The subway may be comprised of underfunded crumbling tunnels and Mesozoic technology, yet it remains an indispensable lifeline for most New Yorkers. Unfortunately, some unlucky city dwellers can't just roll out of bed and into a 6 train, as evidenced by one researcher's map of all the subway "deserts" in NYC.

The map is the project of one Chris Whong, who's put blue dots over all land areas located within 500 meters (0.3 miles) of a subway stop.
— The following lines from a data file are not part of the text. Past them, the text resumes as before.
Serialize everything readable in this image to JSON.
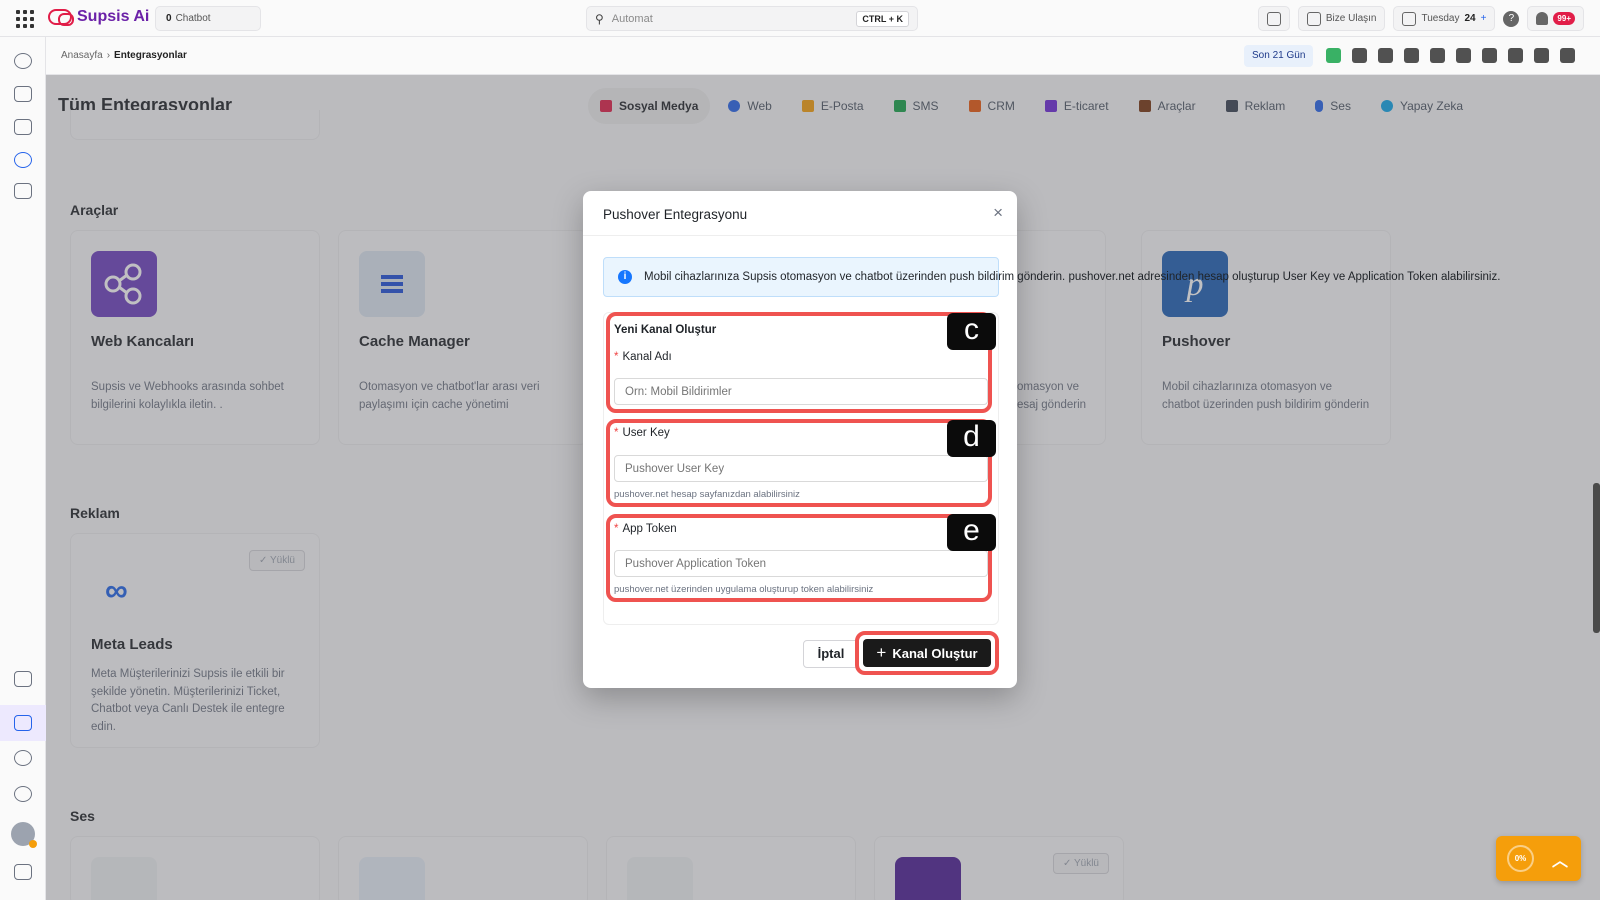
{
  "topbar": {
    "logo_text": "Supsis Ai",
    "chatbot_count": "0",
    "chatbot_label": "Chatbot",
    "search_placeholder": "Automat",
    "search_shortcut": "CTRL + K",
    "contact_label": "Bize Ulaşın",
    "date_day": "Tuesday",
    "date_num": "24",
    "notif_badge": "99+"
  },
  "subheader": {
    "breadcrumb_home": "Anasayfa",
    "breadcrumb_sep": "›",
    "breadcrumb_current": "Entegrasyonlar",
    "range_label": "Son 21 Gün"
  },
  "page": {
    "title": "Tüm Entegrasyonlar",
    "tabs": [
      {
        "label": "Sosyal Medya",
        "icon": "share-icon",
        "color": "#e11d48"
      },
      {
        "label": "Web",
        "icon": "globe-icon",
        "color": "#2563eb"
      },
      {
        "label": "E-Posta",
        "icon": "mail-icon",
        "color": "#f59e0b"
      },
      {
        "label": "SMS",
        "icon": "message-icon",
        "color": "#16a34a"
      },
      {
        "label": "CRM",
        "icon": "users-icon",
        "color": "#ea580c"
      },
      {
        "label": "E-ticaret",
        "icon": "cart-icon",
        "color": "#6d28d9"
      },
      {
        "label": "Araçlar",
        "icon": "wrench-icon",
        "color": "#78350f"
      },
      {
        "label": "Reklam",
        "icon": "megaphone-icon",
        "color": "#374151"
      },
      {
        "label": "Ses",
        "icon": "mic-icon",
        "color": "#2563eb"
      },
      {
        "label": "Yapay Zeka",
        "icon": "ai-icon",
        "color": "#0ea5e9"
      }
    ]
  },
  "sections": {
    "tools": {
      "title": "Araçlar",
      "cards": [
        {
          "title": "Web Kancaları",
          "desc": "Supsis ve Webhooks arasında sohbet bilgilerini kolaylıkla iletin. .",
          "icon": "share-nodes-icon",
          "color": "#6d3fbf"
        },
        {
          "title": "Cache Manager",
          "desc": "Otomasyon ve chatbot'lar arası veri paylaşımı için cache yönetimi",
          "icon": "list-icon",
          "color": "#dbe5f1"
        },
        {
          "title": "",
          "desc": "omasyon ve esaj gönderin",
          "icon": "",
          "color": ""
        },
        {
          "title": "Pushover",
          "desc": "Mobil cihazlarınıza otomasyon ve chatbot üzerinden push bildirim gönderin",
          "icon": "pushover-icon",
          "color": "#1d5fb5"
        }
      ]
    },
    "ads": {
      "title": "Reklam",
      "cards": [
        {
          "title": "Meta Leads",
          "desc": "Meta Müşterilerinizi Supsis ile etkili bir şekilde yönetin. Müşterilerinizi Ticket, Chatbot veya Canlı Destek ile entegre edin.",
          "badge": "✓ Yüklü"
        }
      ]
    },
    "voice": {
      "title": "Ses",
      "installed_badge": "✓ Yüklü"
    }
  },
  "modal": {
    "title": "Pushover Entegrasyonu",
    "close_label": "×",
    "info_text": "Mobil cihazlarınıza Supsis otomasyon ve chatbot üzerinden push bildirim gönderin. pushover.net adresinden hesap oluşturup User Key ve Application Token alabilirsiniz.",
    "section_label": "Yeni Kanal Oluştur",
    "fields": {
      "channel_name": {
        "label": "Kanal Adı",
        "placeholder": "Örn: Mobil Bildirimler"
      },
      "user_key": {
        "label": "User Key",
        "placeholder": "Pushover User Key",
        "hint": "pushover.net hesap sayfanızdan alabilirsiniz"
      },
      "app_token": {
        "label": "App Token",
        "placeholder": "Pushover Application Token",
        "hint": "pushover.net üzerinden uygulama oluşturup token alabilirsiniz"
      }
    },
    "required_mark": "*",
    "annotations": [
      "c",
      "d",
      "e"
    ],
    "cancel_label": "İptal",
    "create_label": "Kanal Oluştur",
    "create_icon": "+"
  },
  "widget": {
    "progress_text": "0%",
    "chevron": "︿"
  }
}
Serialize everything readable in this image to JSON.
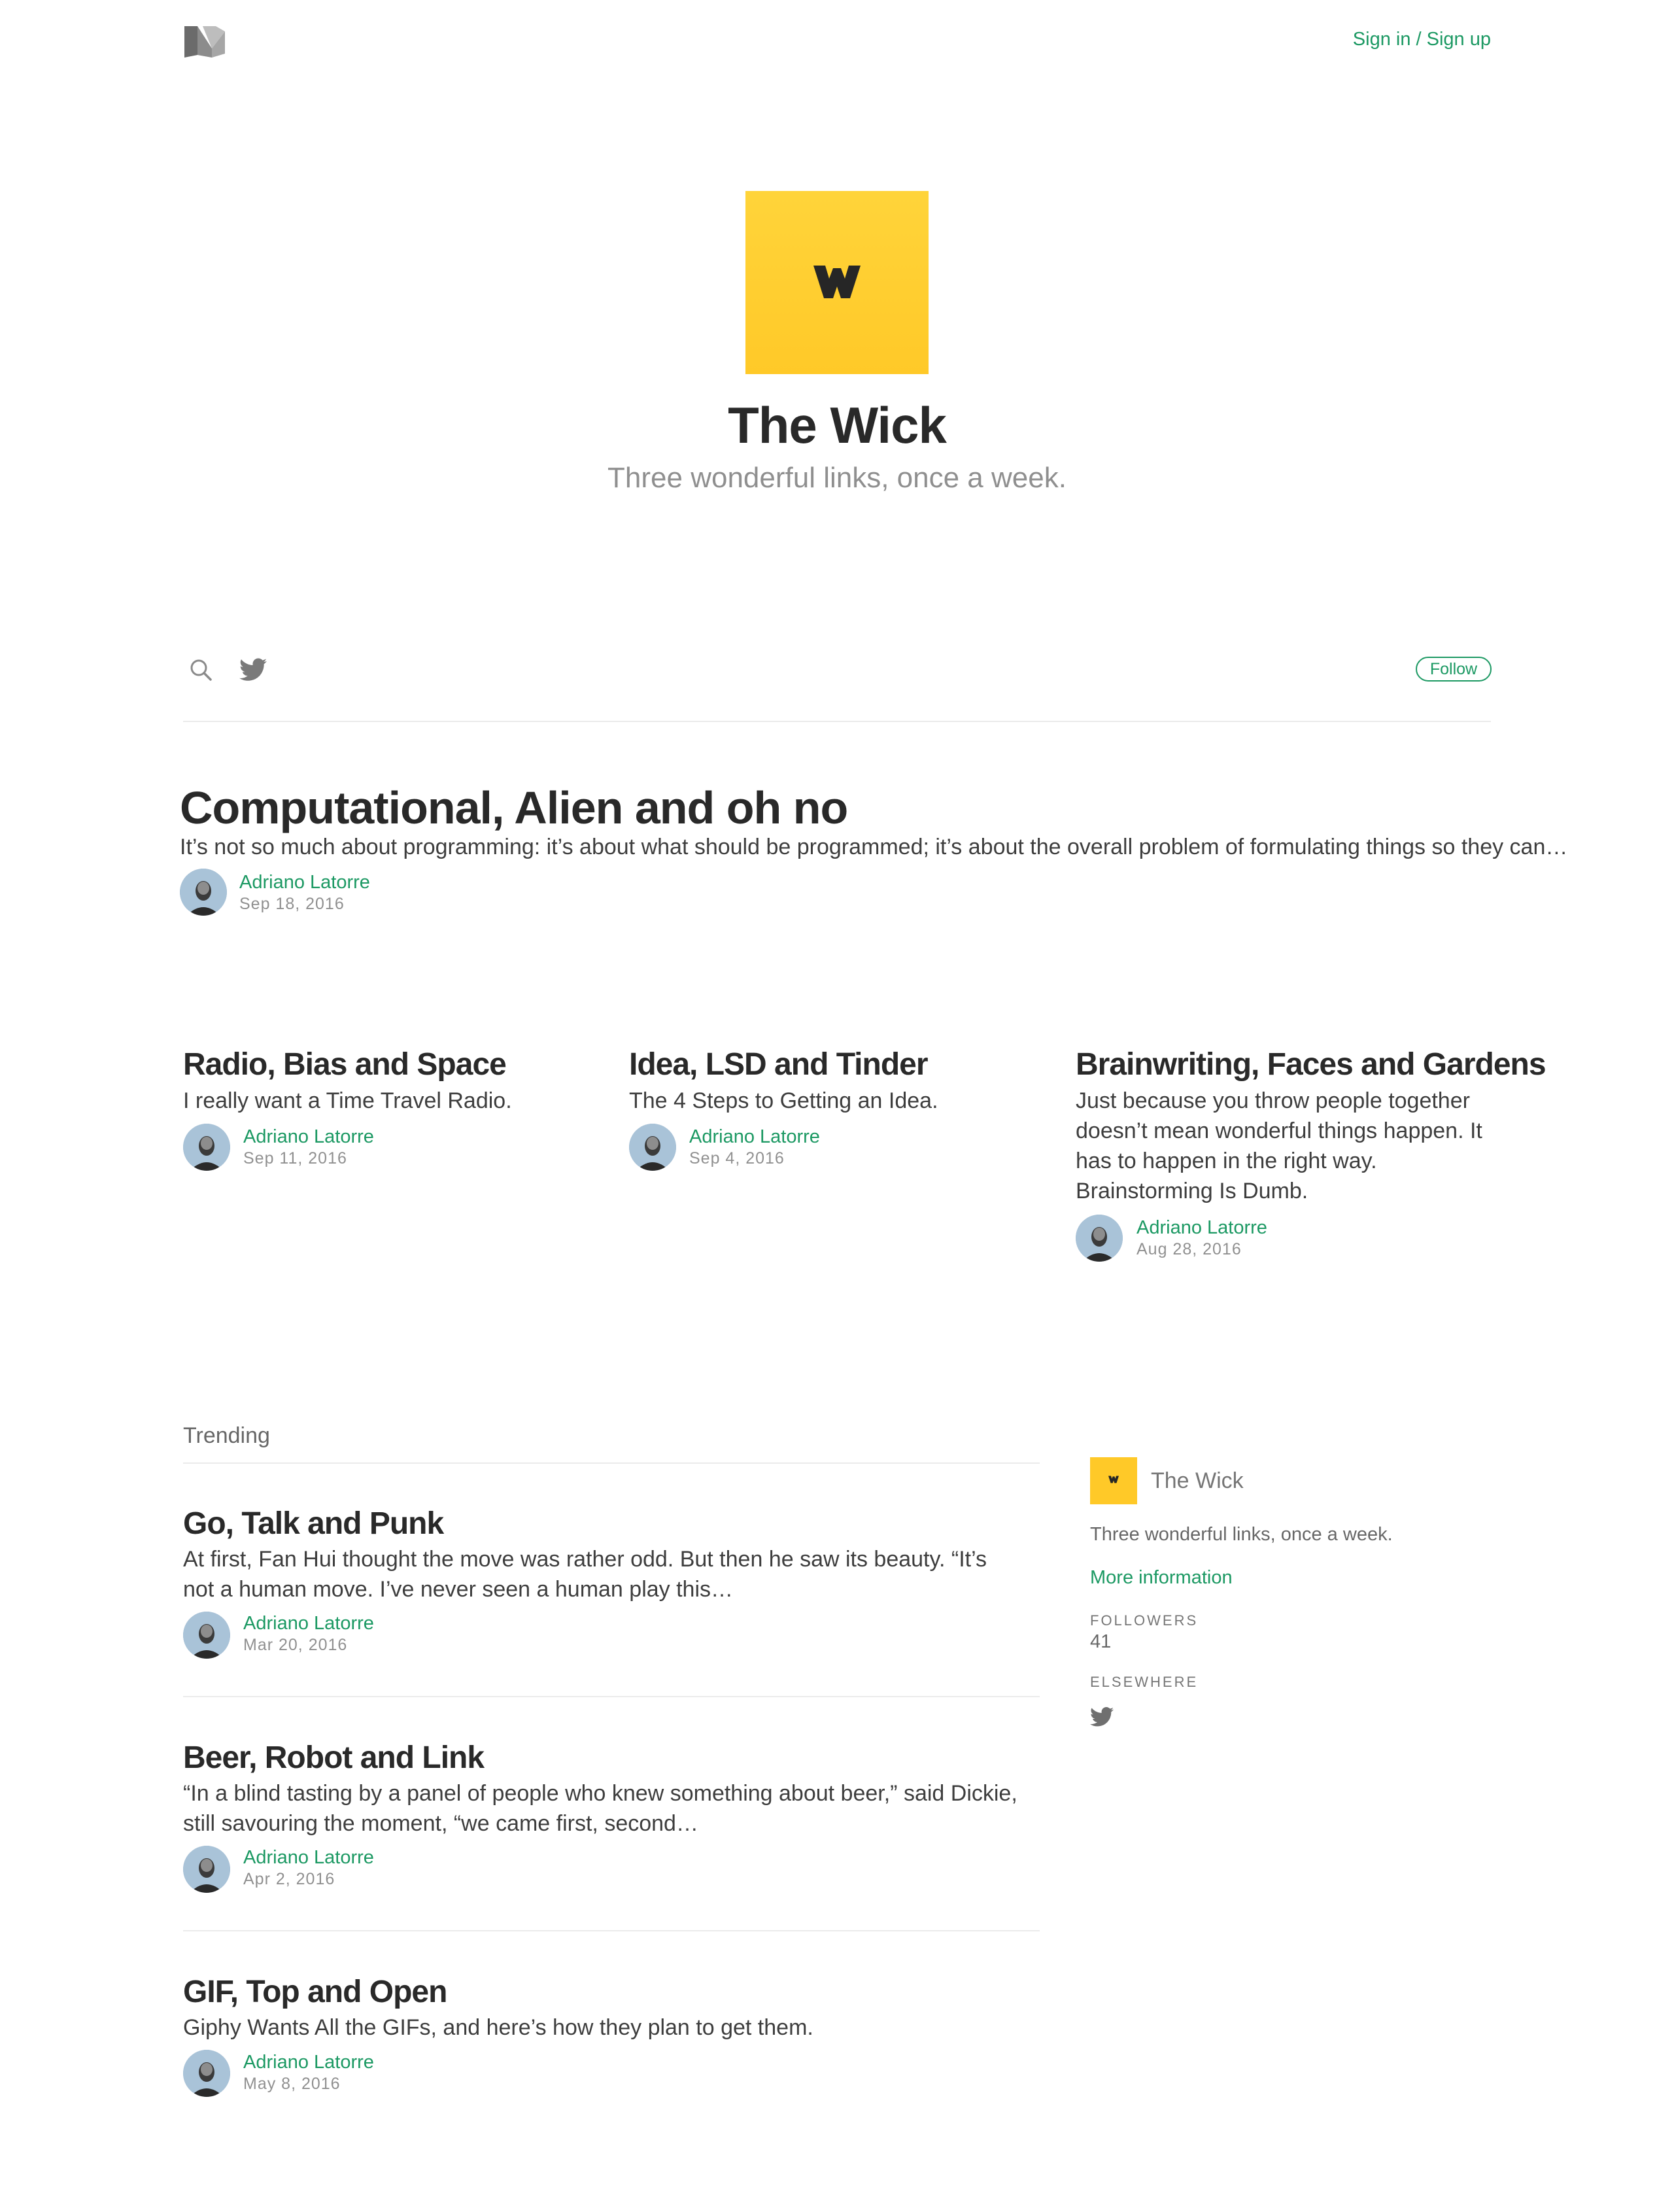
{
  "header": {
    "signin_label": "Sign in / Sign up"
  },
  "hero": {
    "title": "The Wick",
    "tagline": "Three wonderful links, once a week."
  },
  "nav": {
    "follow_label": "Follow"
  },
  "featured": {
    "title": "Computational, Alien and oh no",
    "subtitle": "It’s not so much about programming: it’s about what should be programmed; it’s about the overall problem of formulating things so they can…",
    "author": "Adriano Latorre",
    "date": "Sep 18, 2016"
  },
  "grid_posts": [
    {
      "title": "Radio, Bias and Space",
      "subtitle": "I really want a Time Travel Radio.",
      "author": "Adriano Latorre",
      "date": "Sep 11, 2016"
    },
    {
      "title": "Idea, LSD and Tinder",
      "subtitle": "The 4 Steps to Getting an Idea.",
      "author": "Adriano Latorre",
      "date": "Sep 4, 2016"
    },
    {
      "title": "Brainwriting, Faces and Gardens",
      "subtitle": "Just because you throw people together doesn’t mean wonderful things happen. It has to happen in the right way. Brainstorming Is Dumb.",
      "author": "Adriano Latorre",
      "date": "Aug 28, 2016"
    }
  ],
  "trending": {
    "label": "Trending",
    "posts": [
      {
        "title": "Go, Talk and Punk",
        "subtitle": "At first, Fan Hui thought the move was rather odd. But then he saw its beauty. “It’s not a human move. I’ve never seen a human play this…",
        "author": "Adriano Latorre",
        "date": "Mar 20, 2016"
      },
      {
        "title": "Beer, Robot and Link",
        "subtitle": "“In a blind tasting by a panel of people who knew something about beer,” said Dickie, still savouring the moment, “we came first, second…",
        "author": "Adriano Latorre",
        "date": "Apr 2, 2016"
      },
      {
        "title": "GIF, Top and Open",
        "subtitle": "Giphy Wants All the GIFs, and here’s how they plan to get them.",
        "author": "Adriano Latorre",
        "date": "May 8, 2016"
      }
    ]
  },
  "sidebar": {
    "name": "The Wick",
    "description": "Three wonderful links, once a week.",
    "more_info": "More information",
    "followers_label": "FOLLOWERS",
    "followers_count": "41",
    "elsewhere_label": "ELSEWHERE"
  },
  "colors": {
    "accent": "#1c9963",
    "brand_yellow": "#ffc928"
  },
  "icons": [
    "medium-logo-icon",
    "wick-logo-icon",
    "search-icon",
    "twitter-icon"
  ]
}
It's a little hard to read, but visually fun to look at—as you can see, Manhattan is pretty well covered save for a presumably soon-to-be serviced swath of 2nd Avenue and the far west side, while most of eastern Queens is inaccessible without above-ground wheels.


Brooklyn, meanwhile, is solidly serviced up north, but seems lacking in subway service at the bottom, and that's not just because of the G train (the G train is terrible because it runs perfectly on time and is very uncrowded in the morning STAY OFF THE G TRAIN IT IS MINE) . And Staten Island just gets a small sliver of Railway service.


Of course, it's worth pointing out that 500 meters is only a few blocks' walk in this city, so living on the cusp of this map isn't the worst thing. Then again, even traipsing half a mile from your apartment to the train is a task when our sidewalks have been transformed into Polar Vortex ice lagoons. God bless the bus system. Most of the time.